Indeed, these early paintings of Brown fit well with Santiago’s painterly style. But because his actual medium is sequential art, reading Thunderbolt is like observing a painting come to life. Many of Santiago’s panels could serve as a standalone painting, which is indicative of the time he has invested in this work.

In fact, Thunderbolt took its first steps, as it were, over seven years ago in the form of a webcomic.

It has been well worth the wait, and within a few pages one can see the payoff. Moreover, as indicated by the “Vol. 1” in the title, this particular book is only the initial foray into what will undoubtedly be a fuller exploration of John Brown to come. Thus any review of this book has to keep squarely in mind that this is the opening act.

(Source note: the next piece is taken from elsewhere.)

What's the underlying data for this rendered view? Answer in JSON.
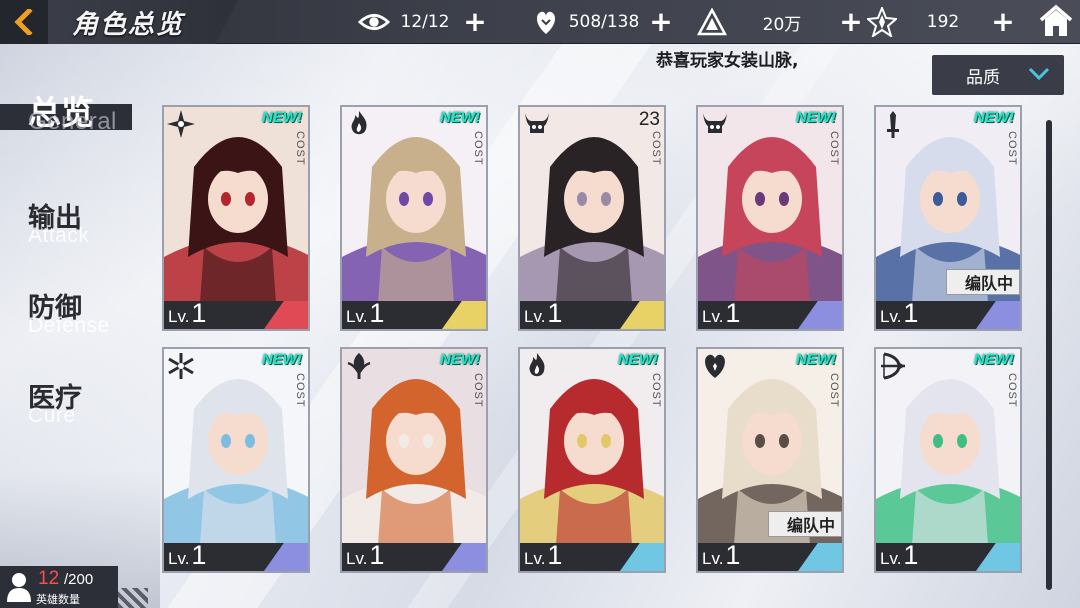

But what an act it is. The prologue invokes the framework that will under-gird the rest of the volume: the political impasse concerning slavery and the destinies of new states to the nation. In particular, the fate of Kansas is one central concern. The so-called Border War ranged from 1854 to 1861, and the violent clashes gave cause to dub the proposed state “Bleeding Kansas.”

Though the conflict was complicated, as most history is, it was defined generally by bloody skirmishes and battles between those who supported Kansas as a slave state, the “Border Ruffians” and those who opposed it, the “Free Staters.” Political upheaval and distrust in the fairness of elections served as the incubators of these violent encounters. Santiago sets the stage for this historical context before the appearance of the title page. He moves from the floor of Congress in 1856, to a Border Ruffians incursion of violence on the Free State Hotel in Lawrence, Kansas, to John Brown’s camp that hears of the Ruffian violence. Brown is shocked that the Border Ruffians refrained from murdering anyone, but he is also disgusted that the Free State Hotel did not fight off the Ruffians.

“What a disgrace these men are who breathe and yet won’t fight back,” Brown glowers. “The Free State Hotel had enough rifles and carbines to defend themselves!” The narrative then shifts back to the U.S. Capitol, where the violence is now located not among Border Ruffians and Free Staters, but literally between the very congressmen and senators who create the laws.

Readers of In My Darkest Hour will remember how Santiago does not shy away from violent, disturbing, and violent imagery. He recognizes his greatest power is his ability to confront the reader with an image that often cannot be unseen. Though his previous biographics — those on Clemente and Jordan — eschew graphic depictions of violence or trauma, the events surrounding Brown’s abolitionist calling cannot be done justice without such graphic depictions.

To do otherwise would be to sanitize and cheapen this history, and thus Santiago is almost the perfect artist to bring that history to the medium of comics. Violence, the threat of violence, and the consequences of violence reverberate throughout Thunderbolt, and the effect is heightened drama and an uneasy tension that comes from not knowing what the next page turn will bring. Brown’s religious zealotry and his connection to his family, in particular his sons, serves as the foundation for Santiago’s exploration.

Ultimately, it is Santiago’s selection of John Brown as his biographic subject that enables the dynamism that readers will find in the pages of Thunderbolt. Brown is both martyr and villain, the very embodiment of righteous violence. That is, the godly ends brought to fruition through unspeakable means. Santiago does not shy away from the challenge of bringing Brown’s story to the visual/verbal page. For that, readers should make for the nearest bookstore and feast on this terrific and inspiring take on American history.

Christopher González is an associate professor of English and director of the Latinx Cultural Center at Utah State University in Logan, Utah. He is the co-editor of the World Comics and Graphic Nonfiction book series with University of Texas Press. He is also the author, co-author, and editor of numerous books, including the Perkins Prize Honorable Mention, Permissible Narratives: The Promise of Latino/a Literature (2017).